The general rolling update is to close the existing pod and start a new pod. To close the existing one is to delete a pod, and then the apiserver will notify the kubelet, and then the kubelet will close the container, remove it from the service backend, do not distribute the new traffic, then remove it, and then tell kube-proxy that you can deal with the new forwarding rules and schedule them to the node. In fact, this is also a pod offline cycle.

In addition, in the process of forwarding the new pod, there is an interval. After closing the pod, there will be a waiting time. At this time, some new traffic may be connected, but its service no longer handles new requests, so it will cause the connection to be rejected. How to solve this problem? in fact, the readiness probe plays a key role in the whole process. Once endpoint receives the deletion event of pod, it has nothing to do with the result of readiness detection.

How do you make sure it handles it gracefully?

In fact, you need to add a sleep time when shutting down the pod. In fact, you can solve this problem. There is a hook in both the shutdown and startup, so you can execute the hook before closing the container. A shell,y can also define a http request, that is, two types of supporters, that is, in the container sibling, env.

Hibernate for 5 seconds, that is, the container you closed will not exit immediately, then hibernate for 5 seconds, and then close the application. These 5 seconds will be enough for kube-proxy to refresh this rule, so that newly added traffic will not be forwarded to the newly closed pod. Adding this hook will delay the time for you to close pod, thus allowing kube-proxy to increase the time for refreshing rules.

Add

Lifecycle: preStop: exec: command:-sh-c-"sleep 5"

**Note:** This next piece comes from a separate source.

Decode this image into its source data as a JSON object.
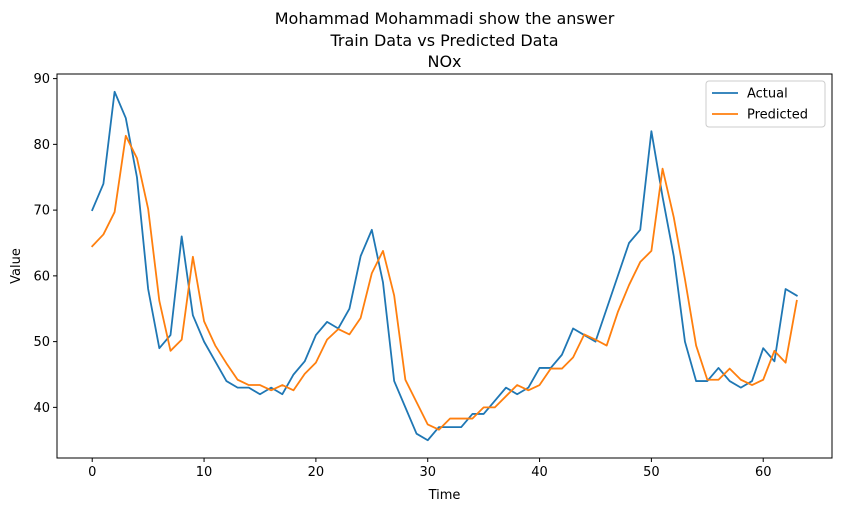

In this way, you do not need to modify the code of your application, so that rolling updates will not be forwarded to the soon-to-be-closed pod, so you can also solve this related problem.

Welcome to subscribe "Shulou Technology Information " to get latest news, interesting things and hot topics in the IT industry, and controls the hottest and latest Internet news, technology news and IT industry trends.

*The comments in the above article only represent the author's personal views and do not represent the views and positions of this website. If you have more insights, please feel free to contribute and share.